We’re back with new strengths in our effort to upgrade our Snowplow system. We think the collector thing is solved and how now moved on to the Snowflake Loader. When reading the official documentation, I’ve noticed a couple things that leads to confusion unless you bother to understand the code.
The documentation recommends using “amiVersion”:“5.9.0” and version 0.8.2 of s3://snowplow-hosted-assets/4-storage/snowflake-loader/snowplow-snowflake-loader-0.8.2.jar". However this combination seems to give the error “java.lang.NoSuchMethodError: scala.Product.$init$(Lscala/Product;)”.
I noticed however that there is a version 0.9.0 implicitly recommends ami version 6.4.0 and seems to resolve that error although I haven’t been able to run it end to end yet.
The playbook.json references events_manifest.json, however this is not introduced until you read the Cross-batch deduplication page. This page further does not explicitly state that you have to create this table manually, but I guess this is the case?

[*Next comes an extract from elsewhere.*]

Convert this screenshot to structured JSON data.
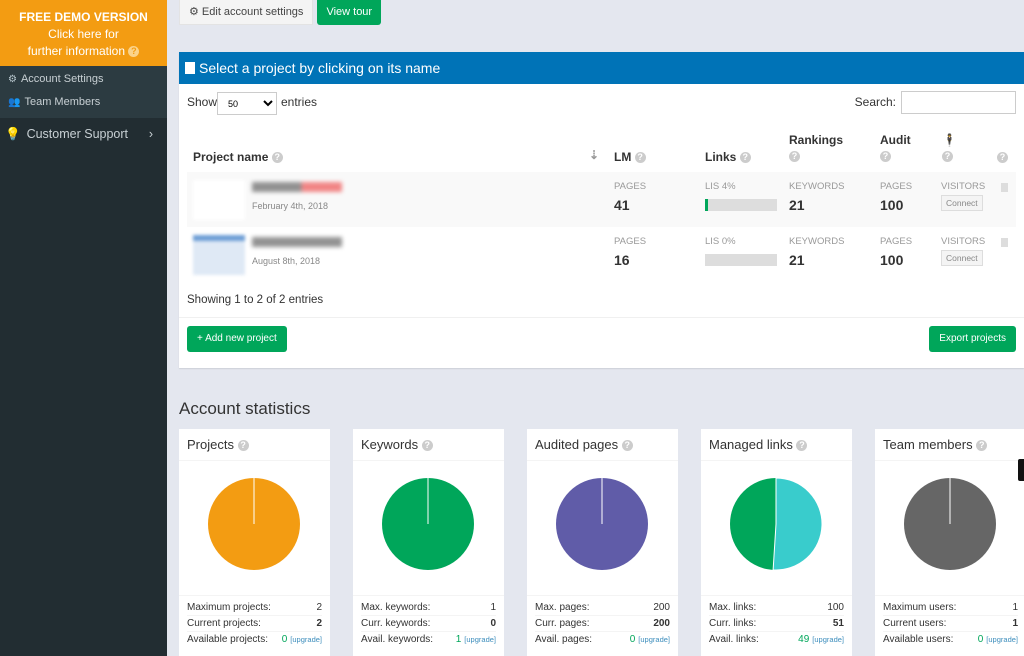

--s3Endpoint as s3.amazonaws.com defaults to region us-east-1 causing the error
Exception in thread "main" com.amazonaws.services.s3.model.AmazonS3Exception: The authorization header is malformed; the region 'us-east-1' is wrong; expecting 'us-west-2'
You need to manually change s3Endpoint for S3DistCp in playbook.json to your own region. In our case s3-eu-west-1.amazonaws.com
@anton: Maybe the combination of AMI 6.4.0 and 0.9.0 isn’t quite there either. Now I get
java.lang.RuntimeException: java.lang.ClassNotFoundException: Class com.snowplowanalytics.snowflake.transformer.S3OutputFormat not found
in my containers/application_1642171377915_0002/container_1642171377915_0002_01_000001/stderr
The says steps/s-2RJYVHBLPA2JA/stderr says
Exception in thread "main" org.apache.spark.SparkException: Application application_1642171377915_0002 finished with failed status
at org.apache.spark.deploy.yarn.Client.run(Client.scala:1253)
at org.apache.spark.deploy.yarn.YarnClusterApplication.start(Client.scala:1645)
at org.apache.spark.deploy.SparkSubmit.org$apache$spark$deploy$SparkSubmit$$runMain(SparkSubmit.scala:959)
at org.apache.spark.deploy.SparkSubmit.doRunMain$1(SparkSubmit.scala:180)
at org.apache.spark.deploy.SparkSubmit.submit(SparkSubmit.scala:203)
at org.apache.spark.deploy.SparkSubmit.doSubmit(SparkSubmit.scala:90)
at org.apache.spark.deploy.SparkSubmit$$anon$2.doSubmit(SparkSubmit.scala:1047)
at org.apache.spark.deploy.SparkSubmit$.main(SparkSubmit.scala: